Example: Start the program

Assume that the program is named sync_data.py. The following code shows how to start the program:
export SLS_ENDPOINT=<Endpoint of your region>
export SLS_AK_ID=<YOUR AK ID>
export SLS_AK_KEY=<YOUR AK KEY>
export SLS_PROJECT=<SLS Project Name>
export SLS_LOGSTORE=<SLS Logstore Name>
export SLS_CG=<Consumer group name. You can set it to "syc_data".>

python3 sync_data.py

Limits

You can configure up to 10 consumer groups for each Logstore in Log Service. If the system displays the ConsumerGroupQuotaExceed error message, we recommend that you log on to the Log Service console to delete consumer groups that you no longer need.
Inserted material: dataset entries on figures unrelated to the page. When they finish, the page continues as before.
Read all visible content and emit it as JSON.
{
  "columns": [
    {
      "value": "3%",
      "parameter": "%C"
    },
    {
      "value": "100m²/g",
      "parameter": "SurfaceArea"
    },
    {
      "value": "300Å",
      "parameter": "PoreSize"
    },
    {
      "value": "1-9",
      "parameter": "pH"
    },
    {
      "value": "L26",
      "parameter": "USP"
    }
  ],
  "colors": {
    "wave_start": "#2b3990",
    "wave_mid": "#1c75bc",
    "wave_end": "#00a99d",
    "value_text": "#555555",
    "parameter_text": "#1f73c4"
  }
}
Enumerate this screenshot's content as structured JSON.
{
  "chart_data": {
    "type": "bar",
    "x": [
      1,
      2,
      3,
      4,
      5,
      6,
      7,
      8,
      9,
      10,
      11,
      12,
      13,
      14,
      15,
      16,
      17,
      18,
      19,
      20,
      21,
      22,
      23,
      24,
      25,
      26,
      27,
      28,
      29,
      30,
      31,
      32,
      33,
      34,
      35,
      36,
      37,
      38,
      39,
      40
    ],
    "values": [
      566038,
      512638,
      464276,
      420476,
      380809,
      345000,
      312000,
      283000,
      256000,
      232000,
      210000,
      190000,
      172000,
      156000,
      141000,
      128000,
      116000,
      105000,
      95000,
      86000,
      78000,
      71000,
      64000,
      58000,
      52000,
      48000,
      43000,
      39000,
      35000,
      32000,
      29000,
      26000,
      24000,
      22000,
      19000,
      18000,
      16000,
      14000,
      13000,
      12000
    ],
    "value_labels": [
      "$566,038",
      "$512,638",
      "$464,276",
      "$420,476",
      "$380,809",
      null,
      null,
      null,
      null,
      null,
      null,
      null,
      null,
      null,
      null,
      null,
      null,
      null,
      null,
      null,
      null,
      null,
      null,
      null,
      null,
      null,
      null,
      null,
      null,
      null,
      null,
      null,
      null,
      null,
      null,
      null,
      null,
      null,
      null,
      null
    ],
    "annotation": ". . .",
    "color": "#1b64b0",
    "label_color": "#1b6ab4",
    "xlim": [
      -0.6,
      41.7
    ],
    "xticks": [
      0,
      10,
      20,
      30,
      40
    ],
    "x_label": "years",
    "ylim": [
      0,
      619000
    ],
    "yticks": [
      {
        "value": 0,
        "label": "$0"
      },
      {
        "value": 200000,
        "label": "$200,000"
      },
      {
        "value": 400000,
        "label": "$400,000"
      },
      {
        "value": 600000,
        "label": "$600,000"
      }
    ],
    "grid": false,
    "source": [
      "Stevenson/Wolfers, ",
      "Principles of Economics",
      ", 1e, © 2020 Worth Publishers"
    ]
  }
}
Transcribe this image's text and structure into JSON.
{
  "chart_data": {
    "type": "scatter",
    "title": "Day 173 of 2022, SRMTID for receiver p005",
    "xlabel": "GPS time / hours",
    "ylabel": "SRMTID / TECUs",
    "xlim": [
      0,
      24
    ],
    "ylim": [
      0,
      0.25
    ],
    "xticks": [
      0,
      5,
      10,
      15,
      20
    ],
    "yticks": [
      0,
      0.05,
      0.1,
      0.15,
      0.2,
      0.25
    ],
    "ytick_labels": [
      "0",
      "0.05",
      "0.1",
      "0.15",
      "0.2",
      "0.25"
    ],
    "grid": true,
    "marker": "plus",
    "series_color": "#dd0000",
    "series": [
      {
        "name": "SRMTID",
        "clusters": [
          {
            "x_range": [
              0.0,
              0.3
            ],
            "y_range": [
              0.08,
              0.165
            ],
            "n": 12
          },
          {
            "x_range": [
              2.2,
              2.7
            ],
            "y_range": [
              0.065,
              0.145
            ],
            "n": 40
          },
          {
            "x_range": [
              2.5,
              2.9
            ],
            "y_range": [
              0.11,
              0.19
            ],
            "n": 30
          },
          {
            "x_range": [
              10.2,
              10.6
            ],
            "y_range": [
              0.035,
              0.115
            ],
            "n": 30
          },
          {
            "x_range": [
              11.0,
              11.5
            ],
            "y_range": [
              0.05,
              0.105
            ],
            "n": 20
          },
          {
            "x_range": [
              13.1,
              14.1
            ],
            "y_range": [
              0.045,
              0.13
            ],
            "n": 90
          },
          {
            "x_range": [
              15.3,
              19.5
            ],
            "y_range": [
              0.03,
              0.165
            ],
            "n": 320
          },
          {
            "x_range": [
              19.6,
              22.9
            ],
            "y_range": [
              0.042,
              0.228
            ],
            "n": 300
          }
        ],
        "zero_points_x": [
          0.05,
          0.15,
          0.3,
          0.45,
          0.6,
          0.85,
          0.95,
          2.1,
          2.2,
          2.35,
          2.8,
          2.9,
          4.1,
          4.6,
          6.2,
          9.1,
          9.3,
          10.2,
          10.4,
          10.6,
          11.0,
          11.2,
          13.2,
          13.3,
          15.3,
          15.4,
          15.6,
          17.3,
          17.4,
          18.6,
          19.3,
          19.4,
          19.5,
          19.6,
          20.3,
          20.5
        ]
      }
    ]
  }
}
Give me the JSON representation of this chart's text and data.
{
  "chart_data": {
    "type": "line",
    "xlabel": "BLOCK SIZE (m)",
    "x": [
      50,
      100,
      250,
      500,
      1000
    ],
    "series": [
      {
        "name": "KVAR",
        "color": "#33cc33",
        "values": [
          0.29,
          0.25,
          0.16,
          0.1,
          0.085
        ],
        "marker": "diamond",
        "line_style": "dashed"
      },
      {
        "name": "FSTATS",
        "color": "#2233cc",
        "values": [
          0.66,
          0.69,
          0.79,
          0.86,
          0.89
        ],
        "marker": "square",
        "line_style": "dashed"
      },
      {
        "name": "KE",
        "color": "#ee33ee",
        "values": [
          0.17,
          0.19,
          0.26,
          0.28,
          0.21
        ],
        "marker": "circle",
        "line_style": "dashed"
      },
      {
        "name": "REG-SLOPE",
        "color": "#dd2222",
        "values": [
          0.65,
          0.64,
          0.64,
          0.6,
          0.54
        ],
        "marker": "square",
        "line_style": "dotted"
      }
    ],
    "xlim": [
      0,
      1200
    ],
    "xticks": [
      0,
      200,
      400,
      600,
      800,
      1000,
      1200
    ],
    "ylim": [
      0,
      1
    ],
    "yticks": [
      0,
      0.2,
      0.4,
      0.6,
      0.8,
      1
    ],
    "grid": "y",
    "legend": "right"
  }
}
View and monitor data consumption

  • You can log on to the Log Service console to view the status of a consumer group. For more information, see View consumer group status.
  • You can use CloudMonitor to view latency associated with consumer groups and to configure alerts. For more information, see Consumer group latency.

Concurrent consumption

You can start multiple consumer group-based programs for multiple consumers to consume data at the same time.
nohup python3 sync_data.py &
nohup python3 sync_data.py &
nohup python3 sync_data.py &
...
Note The names of all consumers are unique within a consumer group because these names are suffixed with process IDs. The data of one shard can be consumed by only one consumer. If a Logstore contains 10 shards and each consumer group contains only one consumer, up to 10 consumer groups can consume the data of all shards at the same time.

Throughput

In preceding examples, Python 3 is used to run the program without limits on the bandwidth or receiving speed, such as the receiving speed on Splunk. A single consumer consumes about 20% of single-core CPU resources. In this case, the consumption speed of raw logs can reach 10 MB/s. Therefore, if 10 consumers consume data at the same time, the consumption speed of raw logs can reach 100 MB/s per CPU core. Each CPU core can consume up to 0.9 TB of raw logs every day.

High availability

A consumer group stores checkpoints on the server. When the data consumption process of one consumer stops, another consumer automatically takes over the process and continues the process from the checkpoint of the last consumption. You can start consumers on different servers. If a server stops or is damaged, a consumer on another server can take over the consumption process and continue the process from the checkpoint. To have sufficient consumers, you can start more consumers than the number of shards on different servers.